No Rio de Janeiro, a tentativa de parceria transformou-se em um grande jogo de empurra. O Gabinete da Prefeitura deixou a decisão com a Secretaria de Meio Ambiente (SMAC), que disse ter aprovado os termos do contrato e o repassado à Procuradoria Geral do Município. Esta afirmou ter dado parecer positivo, e encaminhado o processo de volta à SMAC. Cobrada novamente, a Secretaria saiu-se com versão diferente: disse que a proposta estava no Gabinete da Prefeitura.
Finalmente, no dia 8 de setembro, o prefeito publicou decreto determinando que as licitações dos órgãos municipais devem seguir “os preceitos estabelecidos na legislação federal” para o uso de madeira e outros produtos de origem vegetal. Ou seja, apenas reafirmou a ordem vigente, sem se comprometer com o Greenpeace nem com a elaboração de novas políticas.
Mesmo sem a assinatura de um documento formal, a ong considerou o decreto uma sinalização de que a Prefeitura acordou para o problema e pretende, finalmente, fazer a parceria andar. Rebeca Lerer, coordenadora da campanha, diz que em conversa telefônica e e-mails trocados com a SMAC na sexta-feira, dia 8, recebeu da Prefeitura a garantia de que a adesão ao Programa, agora, vai sair. “O próximo passo é a assinatura do termo de compromisso e criação de um grupo de trabalho para definir as regras de controle do material usado em obras públicas”, explica.
A nova posição da Prefeitura representa uma reviravolta nos sinais de desdém que vinha emitindo sobre a proposta até a semana passada. “O prefeito assinou a autorização para o início das negociações em janeiro, mas desde abril nós escutamos que o convênio está sendo analisado pela Procuradoria do município”, queixava-se Rebeca, dias antes da asssinatura do decreto.
A demora no desenrolar do caso deixou os ambientalistas impacientes e eles resolveram intensificar a pressão a partir de julho, com e-mails para o prefeito e ações como os busdoors, culminando com a faixa pendurada na sede da administração municipal.

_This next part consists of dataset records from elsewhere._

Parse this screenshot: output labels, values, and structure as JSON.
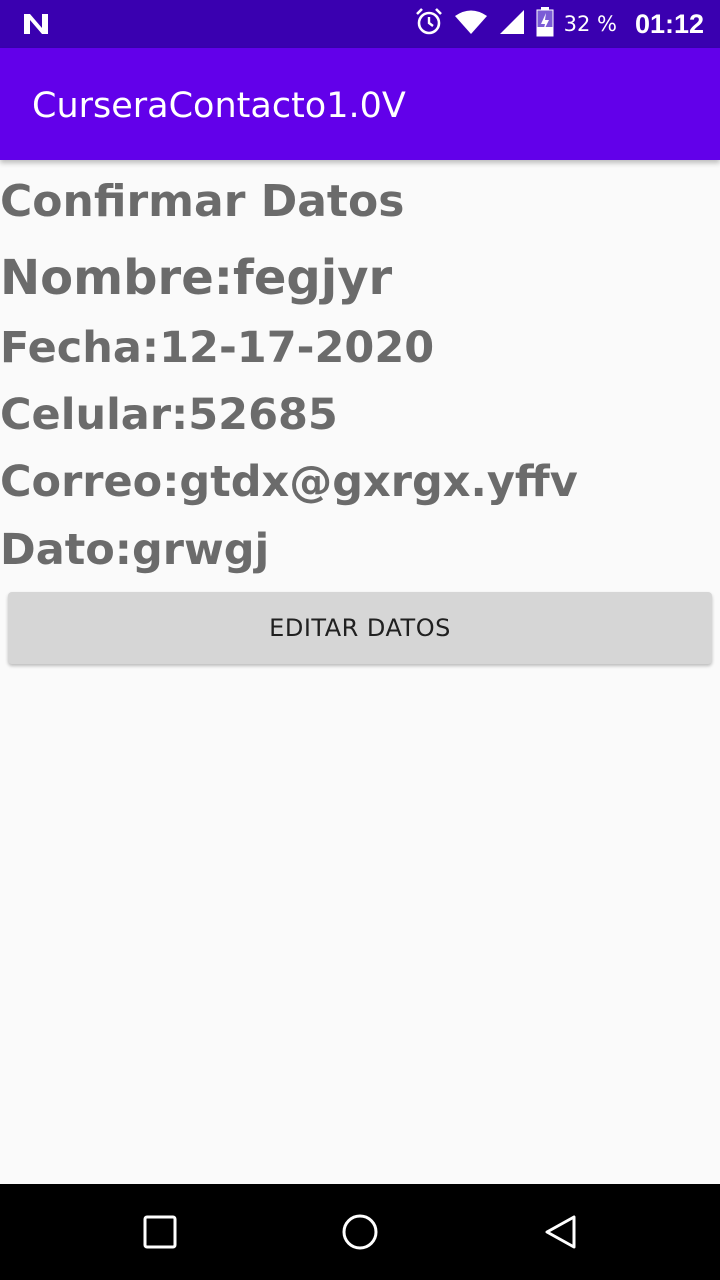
{
  "status_bar": {
    "battery_percent": "32 %",
    "time": "01:12",
    "icons": [
      "n-notification-icon",
      "alarm-icon",
      "wifi-icon",
      "signal-icon",
      "battery-charging-icon"
    ]
  },
  "app_bar": {
    "title": "CurseraContacto1.0V"
  },
  "confirm": {
    "heading": "Confirmar Datos",
    "nombre": "Nombre:fegjyr",
    "fecha": "Fecha:12-17-2020",
    "celular": "Celular:52685",
    "correo": "Correo:gtdx@gxrgx.yffv",
    "dato": "Dato:grwgj"
  },
  "actions": {
    "edit_label": "EDITAR DATOS"
  },
  "nav_bar": {
    "buttons": [
      "recents-icon",
      "home-icon",
      "back-icon"
    ]
  },
  "colors": {
    "status_bar": "#3a00b0",
    "app_bar": "#6200ea",
    "text_gray": "#6b6b6b",
    "button_bg": "#d6d6d6"
  }
}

A prefeitura não parecia estar com pressa. Semana passada, Marcos Miranda, assessor de imprensa da Prefeitura, chegou a classificar como “bobagem” a campanha e o próprio César Maia afirmou que o governo municipal já usa apenas madeira certificada em suas obras.

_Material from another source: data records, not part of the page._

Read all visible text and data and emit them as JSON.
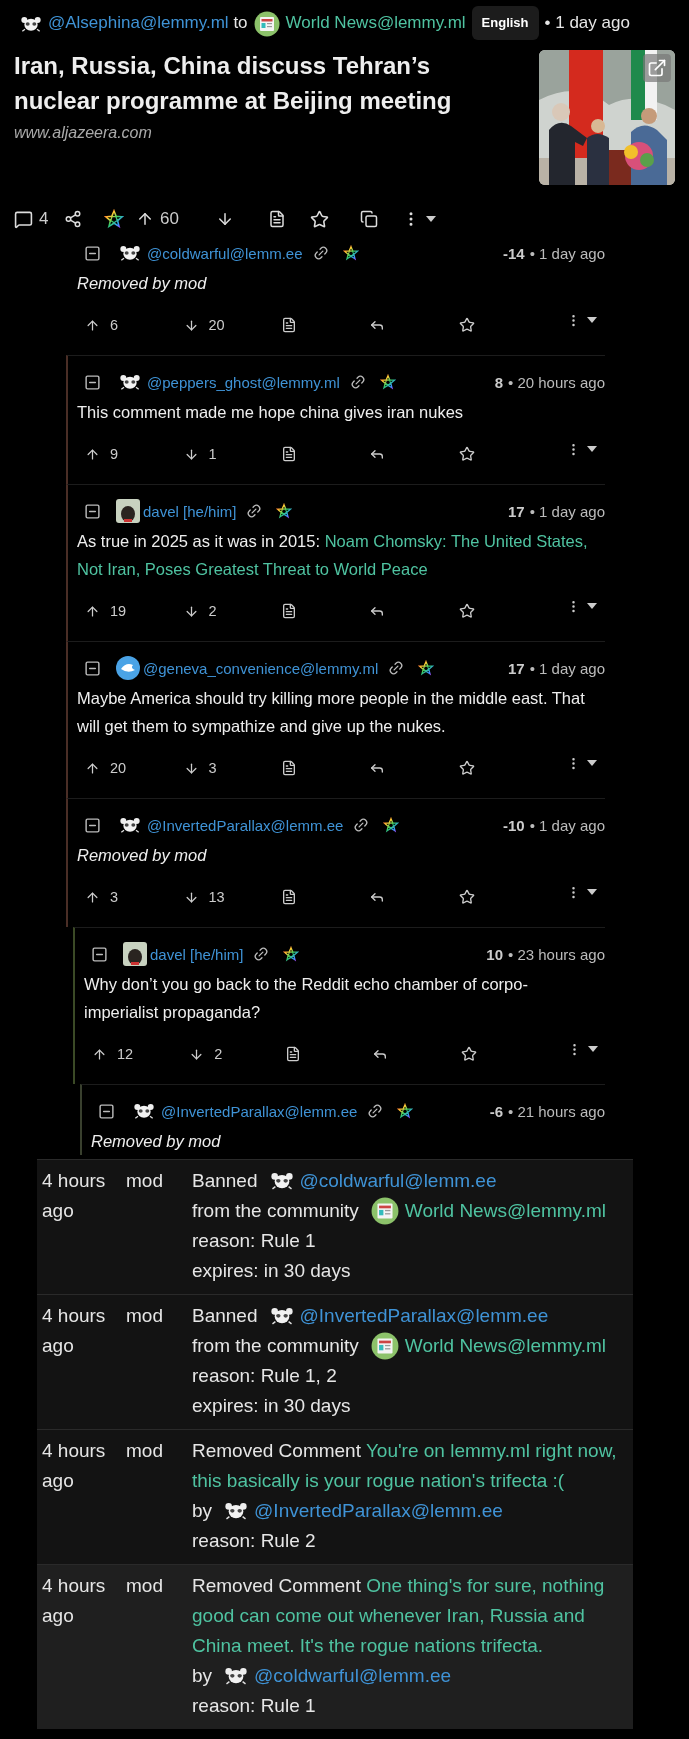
{
  "post": {
    "author": "@Alsephina@lemmy.ml",
    "to": "to",
    "community": "World News@lemmy.ml",
    "language": "English",
    "time": "• 1 day ago",
    "title": "Iran, Russia, China discuss Tehran’s nuclear programme at Beijing meeting",
    "url": "www.aljazeera.com",
    "comments": "4",
    "score": "60"
  },
  "comments": [
    {
      "author": "@coldwarful@lemm.ee",
      "avatar": {
        "kind": "mascot"
      },
      "score": "-14",
      "time": "• 1 day ago",
      "removed": true,
      "body": "Removed by mod",
      "up": "6",
      "down": "20",
      "children": [
        {
          "author": "@peppers_ghost@lemmy.ml",
          "avatar": {
            "kind": "mascot"
          },
          "score": "8",
          "time": "• 20 hours ago",
          "removed": false,
          "body": "This comment made me hope china gives iran nukes",
          "up": "9",
          "down": "1"
        },
        {
          "author": "davel [he/him]",
          "avatar": {
            "kind": "dog"
          },
          "score": "17",
          "time": "• 1 day ago",
          "removed": false,
          "body": "As true in 2025 as it was in 2015:",
          "link": "Noam Chomsky: The United States, Not Iran, Poses Greatest Threat to World Peace",
          "up": "19",
          "down": "2"
        },
        {
          "author": "@geneva_convenience@lemmy.ml",
          "avatar": {
            "kind": "dove"
          },
          "score": "17",
          "time": "• 1 day ago",
          "removed": false,
          "body": "Maybe America should try killing more people in the middle east. That will get them to sympathize and give up the nukes.",
          "up": "20",
          "down": "3"
        },
        {
          "author": "@InvertedParallax@lemm.ee",
          "avatar": {
            "kind": "mascot"
          },
          "score": "-10",
          "time": "• 1 day ago",
          "removed": true,
          "body": "Removed by mod",
          "up": "3",
          "down": "13",
          "children": [
            {
              "author": "davel [he/him]",
              "avatar": {
                "kind": "dog"
              },
              "score": "10",
              "time": "• 23 hours ago",
              "removed": false,
              "body": "Why don’t you go back to the Reddit echo chamber of corpo-imperialist propaganda?",
              "up": "12",
              "down": "2",
              "children": [
                {
                  "author": "@InvertedParallax@lemm.ee",
                  "avatar": {
                    "kind": "mascot"
                  },
                  "score": "-6",
                  "time": "• 21 hours ago",
                  "removed": true,
                  "body": "Removed by mod"
                }
              ]
            }
          ]
        }
      ]
    }
  ],
  "modlog": [
    {
      "time": "4 hours ago",
      "mod": "mod",
      "kind": "ban",
      "verb": "Banned",
      "user": "@coldwarful@lemm.ee",
      "preposition": "from the community",
      "community": "World News@lemmy.ml",
      "reason": "reason: Rule 1",
      "expires": "expires: in 30 days"
    },
    {
      "time": "4 hours ago",
      "mod": "mod",
      "kind": "ban",
      "verb": "Banned",
      "user": "@InvertedParallax@lemm.ee",
      "preposition": "from the community",
      "community": "World News@lemmy.ml",
      "reason": "reason: Rule 1, 2",
      "expires": "expires: in 30 days"
    },
    {
      "time": "4 hours ago",
      "mod": "mod",
      "kind": "remove_comment",
      "verb": "Removed Comment",
      "comment": "You're on lemmy.ml right now, this basically is your rogue nation's trifecta :(",
      "by": "by",
      "user": "@InvertedParallax@lemm.ee",
      "reason": "reason: Rule 2"
    },
    {
      "time": "4 hours ago",
      "mod": "mod",
      "kind": "remove_comment",
      "verb": "Removed Comment",
      "comment": "One thing's for sure, nothing good can come out whenever Iran, Russia and China meet. It's the rogue nations trifecta.",
      "by": "by",
      "user": "@coldwarful@lemm.ee",
      "reason": "reason: Rule 1"
    }
  ]
}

O fato é que a iniciativa do Greenpeace deixa mesmo esta dúvida no ar: para quê exigir das prefeituras o que já está definido por lei? Segundo Rebeca Lerer, a criação de uma legislação específica para o uso de madeira legal em obras públicas demonstra o interesse local em preservar a Amazônia e ajuda a conscientizar a população. Além disso, uniformiza o processo de licenciamento ambiental das obras. Sem o compromisso do poder público, fica a cargo da empresas que fazem a obra zelar pela legalidade da madeira, o que nem sempre acontece.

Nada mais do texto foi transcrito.